Williams and his brain trust will be meeting in private with officials of Global Spectrum of Philadelphia, The Cavaliers Operating Co. of Cleveland/International Facilities Group of Chicago, and SMG of Philadelphia to follow up on their public presentations.
That offers a golden opportunity to talk specifically about the $11.9 million of debt the city is carrying. It borrowed the money to fill the financing gap in the $45 million arena project. It costs the public treasury $755,650 a year just to cover the interest on the loan.
From what has been revealed in the public presentations, it does not appear that any of the companies is willing to commit to an annual payment of $755,650, and that begs the question, “Can’t the city do better?”
Perhaps it can — but not in the way we’ve all come to expect.
Remember that Global Entertainment Corp. of Arizona, which managed the Chevrolet Centre from the time of its opening in October 2005 to October 2007, when the Williams administration gave the company the boot, did attempt to make the city whole.
When the mayor took office in January 2007, he let it be known that the agreement under which Global had been operating — it had been negotiated by his predecessor, George M. McKelvey — was unacceptable because it did not provide the city with enough money.
The contract was renegotiated, resulting in Global’s guaranteeing $600,000 a year payment to the city. It meant the General Fund would only have to be tapped for $155,650 a year.
Things were going along swimmingly, until Global began to balk about the $600,000. It could be speculated that the company’s change of heart came when the higher ups in Arizona realized that they had committed to paying the city a ton of money for a losing proposition.
The Chevrolet Centre has not turned a profit in the two fiscal years it has been in operation.
And it could be cynically suggested that Global officials were glad when Mayor Williams announced that he was severing ties with the company. After all, they washed their hands off an expensive dud.
Thus, when the administration announced it was seeking proposals nationally from companies in the entertainment/sports business, the concern on the part of the taxpayers who have refused to become cheerleaders for an expensive facility of low return on the public dollar was the $11.9 million loan.
Global Spectrum’s annual profit estimate of between $241,986 and $297,611 is not encouraging. It remains to be seen whether the other two companies are painting a brighter financial picture.
But before Mayor Williams strikes a deal, he may want to consider another option: offering an ownership stake in the arena in return for paying the city $11.9 million, which would enable it to payoff its debt.

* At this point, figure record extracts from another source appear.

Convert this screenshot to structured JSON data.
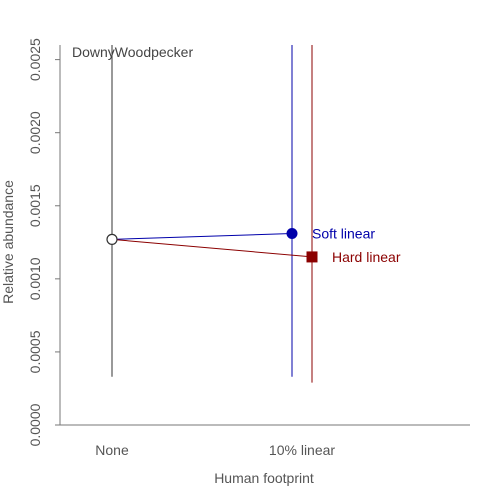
{
  "chart_data": {
    "type": "scatter",
    "title": "DownyWoodpecker",
    "xlabel": "Human footprint",
    "ylabel": "Relative abundance",
    "categories": [
      "None",
      "10% linear"
    ],
    "ylim": [
      0,
      0.0026
    ],
    "yticks": [
      "0.0000",
      "0.0005",
      "0.0010",
      "0.0015",
      "0.0020",
      "0.0025"
    ],
    "ytick_values": [
      0,
      0.0005,
      0.001,
      0.0015,
      0.002,
      0.0025
    ],
    "baseline": {
      "category": "None",
      "value": 0.00127,
      "lower": 0.00033,
      "upper": 0.0026,
      "color": "#333333"
    },
    "series": [
      {
        "name": "Soft linear",
        "category": "10% linear",
        "offset": -0.1,
        "value": 0.00131,
        "lower": 0.00033,
        "upper": 0.0026,
        "color": "#0000aa",
        "marker": "circle"
      },
      {
        "name": "Hard linear",
        "category": "10% linear",
        "offset": 0.1,
        "value": 0.00115,
        "lower": 0.00029,
        "upper": 0.0026,
        "color": "#8b0000",
        "marker": "square"
      }
    ],
    "grid": false,
    "legend": "right"
  }
}
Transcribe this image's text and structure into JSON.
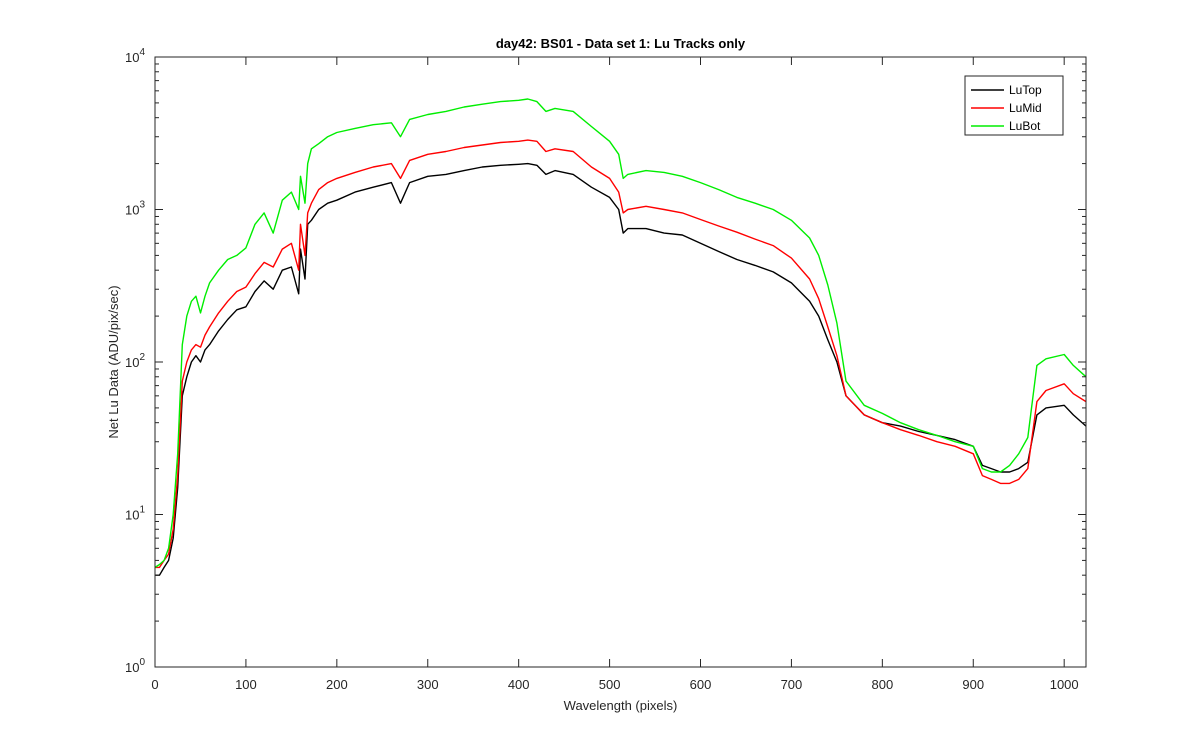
{
  "chart_data": {
    "type": "line",
    "title": "day42: BS01 - Data set 1: Lu Tracks only",
    "xlabel": "Wavelength (pixels)",
    "ylabel": "Net Lu Data (ADU/pix/sec)",
    "xlim": [
      0,
      1024
    ],
    "ylim": [
      1,
      10000
    ],
    "yscale": "log",
    "grid": false,
    "legend_position": "top-right",
    "x_ticks": [
      0,
      100,
      200,
      300,
      400,
      500,
      600,
      700,
      800,
      900,
      1000
    ],
    "y_ticks": [
      {
        "value": 1,
        "base": "10",
        "exp": "0"
      },
      {
        "value": 10,
        "base": "10",
        "exp": "1"
      },
      {
        "value": 100,
        "base": "10",
        "exp": "2"
      },
      {
        "value": 1000,
        "base": "10",
        "exp": "3"
      },
      {
        "value": 10000,
        "base": "10",
        "exp": "4"
      }
    ],
    "series": [
      {
        "name": "LuTop",
        "color": "#000000",
        "x": [
          0,
          5,
          10,
          15,
          20,
          25,
          30,
          35,
          40,
          45,
          50,
          55,
          60,
          70,
          80,
          90,
          100,
          110,
          120,
          130,
          140,
          150,
          158,
          160,
          165,
          168,
          172,
          180,
          190,
          200,
          220,
          240,
          260,
          270,
          280,
          300,
          320,
          340,
          360,
          380,
          400,
          410,
          420,
          430,
          440,
          460,
          480,
          500,
          510,
          515,
          520,
          540,
          560,
          580,
          600,
          620,
          640,
          660,
          680,
          700,
          720,
          730,
          740,
          750,
          760,
          780,
          800,
          820,
          840,
          860,
          880,
          900,
          910,
          920,
          930,
          940,
          950,
          960,
          970,
          980,
          1000,
          1010,
          1024
        ],
        "y": [
          4,
          4,
          4.5,
          5,
          7,
          15,
          60,
          80,
          100,
          110,
          100,
          120,
          130,
          160,
          190,
          220,
          230,
          290,
          340,
          300,
          400,
          420,
          280,
          550,
          350,
          800,
          850,
          1000,
          1100,
          1150,
          1300,
          1400,
          1500,
          1100,
          1500,
          1650,
          1700,
          1800,
          1900,
          1950,
          1980,
          2000,
          1950,
          1700,
          1800,
          1700,
          1400,
          1200,
          1000,
          700,
          750,
          750,
          700,
          680,
          600,
          530,
          470,
          430,
          390,
          330,
          250,
          200,
          140,
          100,
          60,
          45,
          40,
          38,
          35,
          33,
          31,
          28,
          21,
          20,
          19,
          19,
          20,
          22,
          45,
          50,
          52,
          45,
          38
        ]
      },
      {
        "name": "LuMid",
        "color": "#ff0000",
        "x": [
          0,
          5,
          10,
          15,
          20,
          25,
          30,
          35,
          40,
          45,
          50,
          55,
          60,
          70,
          80,
          90,
          100,
          110,
          120,
          130,
          140,
          150,
          158,
          160,
          165,
          168,
          172,
          180,
          190,
          200,
          220,
          240,
          260,
          270,
          280,
          300,
          320,
          340,
          360,
          380,
          400,
          410,
          420,
          430,
          440,
          460,
          480,
          500,
          510,
          515,
          520,
          540,
          560,
          580,
          600,
          620,
          640,
          660,
          680,
          700,
          720,
          730,
          740,
          750,
          760,
          780,
          800,
          820,
          840,
          860,
          880,
          900,
          910,
          920,
          930,
          940,
          950,
          960,
          970,
          980,
          1000,
          1010,
          1024
        ],
        "y": [
          4.5,
          4.5,
          5,
          5.5,
          8,
          18,
          75,
          100,
          120,
          130,
          125,
          150,
          170,
          210,
          250,
          290,
          310,
          380,
          450,
          420,
          550,
          600,
          400,
          800,
          500,
          950,
          1100,
          1350,
          1500,
          1600,
          1750,
          1900,
          2000,
          1600,
          2100,
          2300,
          2400,
          2550,
          2650,
          2750,
          2800,
          2850,
          2800,
          2400,
          2500,
          2400,
          1900,
          1600,
          1300,
          950,
          1000,
          1050,
          1000,
          950,
          860,
          780,
          710,
          640,
          580,
          480,
          350,
          260,
          170,
          110,
          60,
          45,
          40,
          36,
          33,
          30,
          28,
          25,
          18,
          17,
          16,
          16,
          17,
          20,
          55,
          65,
          72,
          62,
          55
        ]
      },
      {
        "name": "LuBot",
        "color": "#00ee00",
        "x": [
          0,
          5,
          10,
          15,
          20,
          25,
          30,
          35,
          40,
          45,
          50,
          55,
          60,
          70,
          80,
          90,
          100,
          110,
          120,
          130,
          140,
          150,
          158,
          160,
          165,
          168,
          172,
          180,
          190,
          200,
          220,
          240,
          260,
          270,
          280,
          300,
          320,
          340,
          360,
          380,
          400,
          410,
          420,
          430,
          440,
          460,
          480,
          500,
          510,
          515,
          520,
          540,
          560,
          580,
          600,
          620,
          640,
          660,
          680,
          700,
          720,
          730,
          740,
          750,
          760,
          780,
          800,
          820,
          840,
          860,
          880,
          900,
          910,
          920,
          930,
          940,
          950,
          960,
          970,
          980,
          1000,
          1010,
          1024
        ],
        "y": [
          4.5,
          4.7,
          5,
          6,
          10,
          25,
          130,
          200,
          250,
          270,
          210,
          270,
          330,
          400,
          470,
          500,
          560,
          800,
          950,
          700,
          1150,
          1300,
          1000,
          1650,
          1100,
          2000,
          2500,
          2700,
          3000,
          3200,
          3400,
          3600,
          3700,
          3000,
          3900,
          4200,
          4400,
          4700,
          4900,
          5100,
          5200,
          5300,
          5100,
          4400,
          4600,
          4400,
          3500,
          2800,
          2300,
          1600,
          1700,
          1800,
          1750,
          1650,
          1500,
          1350,
          1200,
          1100,
          1000,
          850,
          650,
          500,
          320,
          180,
          75,
          52,
          46,
          40,
          36,
          33,
          30,
          28,
          20,
          19,
          19,
          21,
          25,
          32,
          95,
          105,
          112,
          95,
          80
        ]
      }
    ]
  }
}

A straight transaction would mean a 26 percent stake in the Chevrolet Centre, but the city could make the deal even more attractive by agreeing to give the potential partner a 40 percent share.

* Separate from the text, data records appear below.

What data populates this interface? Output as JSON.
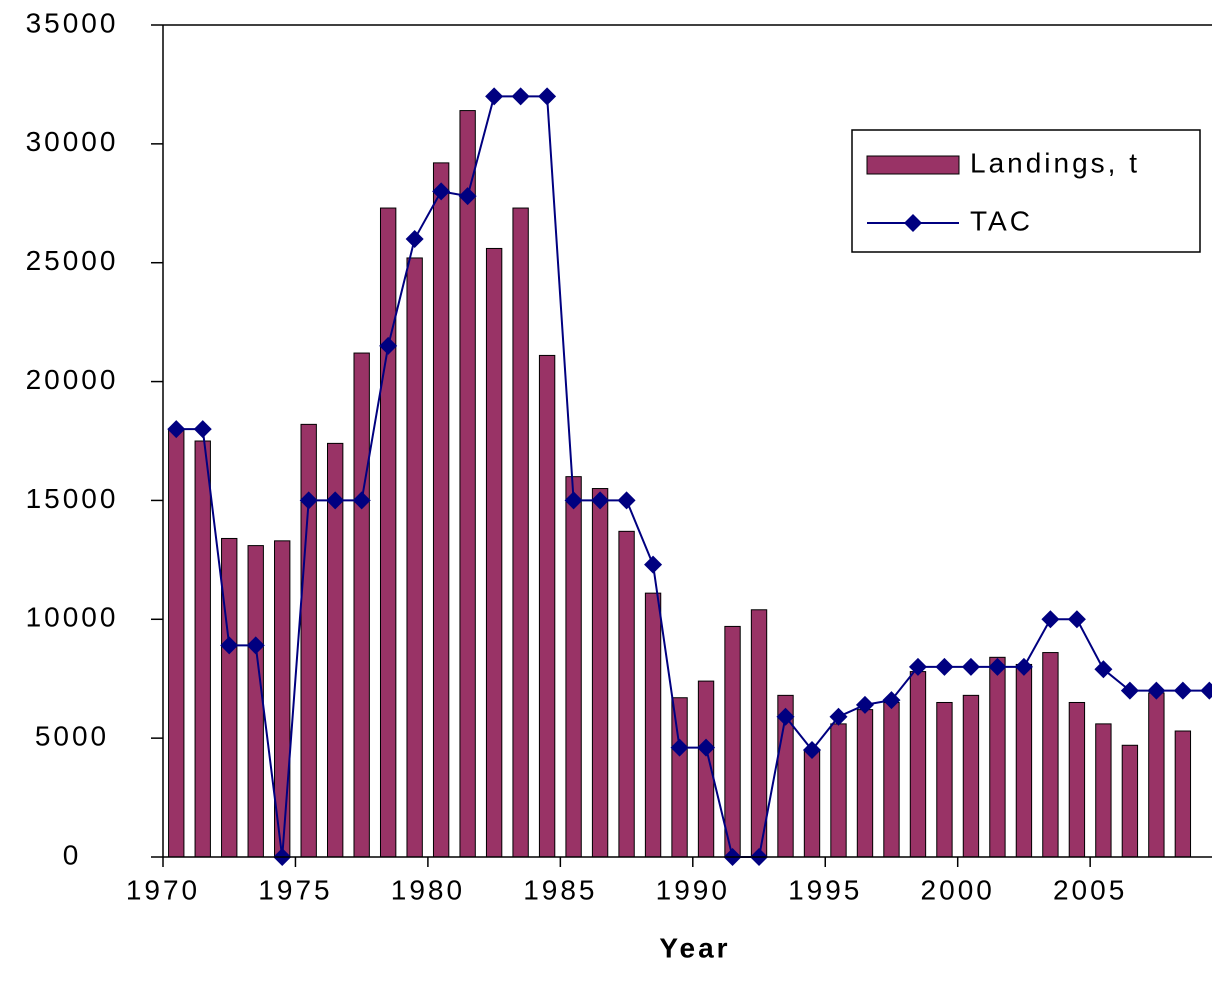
{
  "chart_data": {
    "type": "bar_line",
    "xlabel": "Year",
    "categories": [
      1970,
      1971,
      1972,
      1973,
      1974,
      1975,
      1976,
      1977,
      1978,
      1979,
      1980,
      1981,
      1982,
      1983,
      1984,
      1985,
      1986,
      1987,
      1988,
      1989,
      1990,
      1991,
      1992,
      1993,
      1994,
      1995,
      1996,
      1997,
      1998,
      1999,
      2000,
      2001,
      2002,
      2003,
      2004,
      2005,
      2006,
      2007,
      2008,
      2009
    ],
    "series": [
      {
        "name": "Landings, t",
        "type": "bar",
        "color": "#993366",
        "values": [
          18000,
          17500,
          13400,
          13100,
          13300,
          18200,
          17400,
          21200,
          27300,
          25200,
          29200,
          31400,
          25600,
          27300,
          21100,
          16000,
          15500,
          13700,
          11100,
          6700,
          7400,
          9700,
          10400,
          6800,
          4500,
          5600,
          6200,
          6500,
          7800,
          6500,
          6800,
          8400,
          8100,
          8600,
          6500,
          5600,
          4700,
          6900,
          5300,
          null
        ]
      },
      {
        "name": "TAC",
        "type": "line",
        "color": "#000080",
        "values": [
          18000,
          18000,
          8900,
          8900,
          0,
          15000,
          15000,
          15000,
          21500,
          26000,
          28000,
          27800,
          32000,
          32000,
          32000,
          15000,
          15000,
          15000,
          12300,
          4600,
          4600,
          0,
          0,
          5900,
          4500,
          5900,
          6400,
          6600,
          8000,
          8000,
          8000,
          8000,
          8000,
          10000,
          10000,
          7900,
          7000,
          7000,
          7000,
          7000
        ]
      }
    ],
    "xlim": [
      1970,
      2009.6
    ],
    "xticks": [
      1970,
      1975,
      1980,
      1985,
      1990,
      1995,
      2000,
      2005
    ],
    "ylim": [
      0,
      35000
    ],
    "yticks": [
      0,
      5000,
      10000,
      15000,
      20000,
      25000,
      30000,
      35000
    ],
    "legend": "upper right"
  }
}
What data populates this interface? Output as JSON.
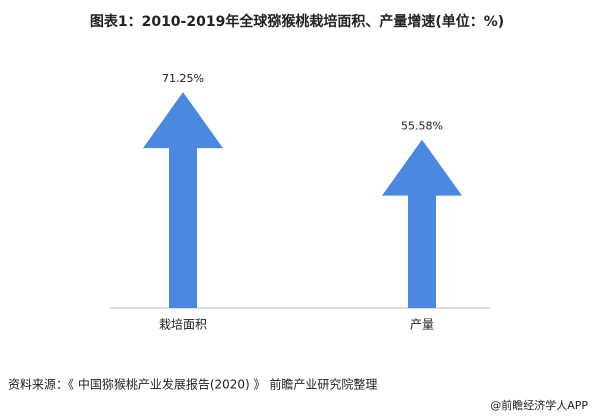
{
  "chart_data": {
    "type": "arrow",
    "title": "图表1：2010-2019年全球猕猴桃栽培面积、产量增速(单位：%)",
    "categories": [
      "栽培面积",
      "产量"
    ],
    "values": [
      71.25,
      55.58
    ],
    "value_labels": [
      "71.25%",
      "55.58%"
    ],
    "color": "#4a88e2",
    "source": "资料来源：《 中国猕猴桃产业发展报告(2020) 》 前瞻产业研究院整理",
    "brand": "@前瞻经济学人APP"
  }
}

It would still leave the city the majority owner, thereby addressing any concerns the federal government might have, given the $26.8 million grant that was funneled to the project through the efforts of former Congressman James A. Traficant Jr.
Such a stake would also serve as an incentive for the operator of the arena to ensure that it makes money.
One of the problems with the deal that the city entered into with Global Entertainment was the absence of any penalties linked to failure.
It’s not enough for a company to come in and promise the moon, only to shrug when it is unable to deliver. Taxpayers have a right to expect a respectable return on their dollars. After all, that was the argument put forth by the proponents of the sports/entertainment complex.
The time has come to make good on the promises.
The city of Youngstown needs a partner with an incentive to make money.